Other families will find that it is okay to enjoy this day a little later in bed and as a family breakfast together. For parents who are unable to supervise their children during the day, create a framework that works best with your care methods.
Support, anticipate and normalize them that they are deeply saddened and disappointed by the loss they are mourning.
your. Let Your Child Feel Your Emotions
School closures are accompanied by school plays, concerts, sports matches, and activities that make children more likely to go missing due to corona virus (COVID-19). There is frustration. One aspect of Dr. Demore’s advice is that he is sad. “These are huge losses in the realm of adolescent life. It’s even bigger for us because we’re measuring it by our own lives and experiences. Help, expect and bring to normal that they are very sad about these losses and There is a way to empathize and help when in doubt
. Check out what they are hearing
about coronavirus (COVID-19). Wrong information is circulating. “Find out what your child is hearing or what they think is right. It is not enough to just tell your child the right facts, because if they have chosen something that is wrong. If you do not know what they are thinking and are directly correcting the misunderstanding, they may share the new information with you. They have the old information. Start with what the child already knows and get them on the right track.

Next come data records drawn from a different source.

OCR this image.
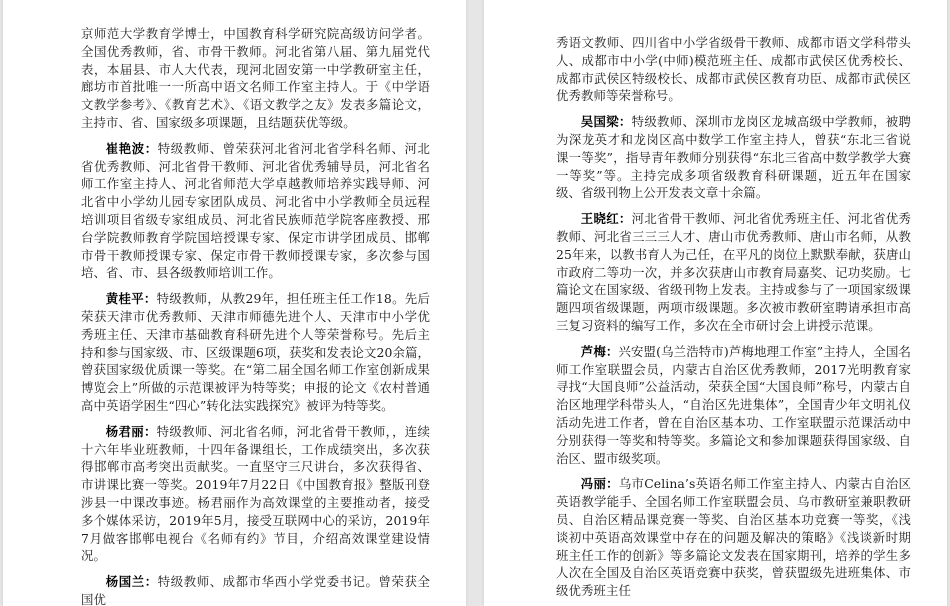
京师范大学教育学博士，中国教育科学研究院高级访问学者。全国优秀教师，省、市骨干教师。河北省第八届、第九届党代表，本届县、市人大代表，现河北固安第一中学教研室主任，廊坊市首批唯一一所高中语文名师工作室主持人。于《中学语文教学参考》、《教育艺术》、《语文教学之友》发表多篇论文，主持市、省、国家级多项课题，且结题获优等级。

崔艳波：特级教师、曾荣获河北省河北省学科名师、河北省优秀教师、河北省骨干教师、河北省优秀辅导员，河北省名师工作室主持人、河北省师范大学卓越教师培养实践导师、河北省中小学幼儿园专家团队成员、河北省中小学教师全员远程培训项目省级专家组成员、河北省民族师范学院客座教授、邢台学院教师教育学院国培授课专家、保定市讲学团成员、邯郸市骨干教师授课专家、保定市骨干教师授课专家，多次参与国培、省、市、县各级教师培训工作。

黄桂平：特级教师，从教29年，担任班主任工作18。先后荣获天津市优秀教师、天津市师德先进个人、天津市中小学优秀班主任、天津市基础教育科研先进个人等荣誉称号。先后主持和参与国家级、市、区级课题6项，获奖和发表论文20余篇，曾获国家级优质课一等奖。在“第二届全国名师工作室创新成果博览会上”所做的示范课被评为特等奖；申报的论文《农村普通高中英语学困生“四心”转化法实践探究》被评为特等奖。

杨君丽：特级教师、河北省名师，河北省骨干教师，，连续十六年毕业班教师，十四年备课组长，工作成绩突出，多次获得邯郸市高考突出贡献奖。一直坚守三尺讲台，多次获得省、市讲课比赛一等奖。2019年7月22日《中国教育报》整版刊登涉县一中课改事迹。杨君丽作为高效课堂的主要推动者，接受多个媒体采访，2019年5月，接受互联网中心的采访，2019年7月做客邯郸电视台《名师有约》节目，介绍高效课堂建设情况。

杨国兰：特级教师、成都市华西小学党委书记。曾荣获全国优

秀语文教师、四川省中小学省级骨干教师、成都市语文学科带头人、成都市中小学(中师)模范班主任、成都市武侯区优秀校长、成都市武侯区特级校长、成都市武侯区教育功臣、成都市武侯区优秀教师等荣誉称号。

吴国梁：特级教师、深圳市龙岗区龙城高级中学教师，被聘为深龙英才和龙岗区高中数学工作室主持人，曾获“东北三省说课一等奖”，指导青年教师分别获得“东北三省高中数学教学大赛一等奖”等。主持完成多项省级教育科研课题，近五年在国家级、省级刊物上公开发表文章十余篇。

王晓红：河北省骨干教师、河北省优秀班主任、河北省优秀教师、河北省三三三人才、唐山市优秀教师、唐山市名师，从教25年来，以教书育人为己任，在平凡的岗位上默默奉献，获唐山市政府二等功一次，并多次获唐山市教育局嘉奖、记功奖励。七篇论文在国家级、省级刊物上发表。主持或参与了一项国家级课题四项省级课题，两项市级课题。多次被市教研室聘请承担市高三复习资料的编写工作，多次在全市研讨会上讲授示范课。

芦梅：兴安盟(乌兰浩特市)芦梅地理工作室”主持人，全国名师工作室联盟会员，内蒙古自治区优秀教师，2017光明教育家寻找“大国良师”公益活动，荣获全国“大国良师”称号，内蒙古自治区地理学科带头人，“自治区先进集体”，全国青少年文明礼仪活动先进工作者，曾在自治区基本功、工作室联盟示范课活动中分别获得一等奖和特等奖。多篇论文和参加课题获得国家级、自治区、盟市级奖项。

冯丽：乌市Celina’s英语名师工作室主持人、内蒙古自治区英语教学能手、全国名师工作室联盟会员、乌市教研室兼职教研员、自治区精品课竞赛一等奖、自治区基本功竞赛一等奖，《浅谈初中英语高效课堂中存在的问题及解决的策略》《浅谈新时期班主任工作的创新》等多篇论文发表在国家期刊，培养的学生多人次在全国及自治区英语竞赛中获奖，曾获盟级先进班集体、市级优秀班主任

If they have questions you can’t answer instead of guessing, this is an opportunity to find the answers together.Use on Use the websites of trusted organizations such as UNICEF and the World Health Organization for information sources.
Many children are bullied and abused at school or online around the corona virus (COVID-19). It is important that your children know that you are always there for them when they are bullied. “The best way to deal with any kind of bullying is to activate those who come your way,” says Dr. Damour. “Children who are subjected to should not be expected to fight bullying them. But we should be encouraged to refer friends of friends or elders take their help and
support.:Create welcome distractions
when When it comes to dealing with difficult emotions, “Take your hints from your child, and really think a lot about balancing feelings with finding distractions, and relieving when children are very upset.” Disrupt if necessary. “Spend a family game night every day or cook together. Dr. Damour is using dinner time to connect with his daughters.” We have decided that we every night they eat team. we met him couple, so we wander about who is in charge of making dinner for the family.
the adolescents and their screens, allow some way, but the All for free. Dr. Damour suggests standing with your teen and saying that you think he has more time on his hands, but that It would not be a good idea to have unrestricted access to these or social media. “Ask your teens, ‘How do we handle it? Bring a structure and show me the structure you’re thinking about, and then I’ll tell you what I think.’
your behaviormonitor defineare:
Dr. damur “surely parents are anxious parents and our children, we will take the emotional indicators. “I would tell parents to do what they can to get rid of their worries on time and not to walk with their children out of fear of them. It can mean emotions, which can sometimes be difficult. Yes, especially if they are feeling these feelings very strongly.
Children depend on their parents to provide a sense of safety and security. ”[This is important] We remember that they are passengers in it. And we’re driving, and so even if we’re in trouble, we can’t allow them to feel like our passengers.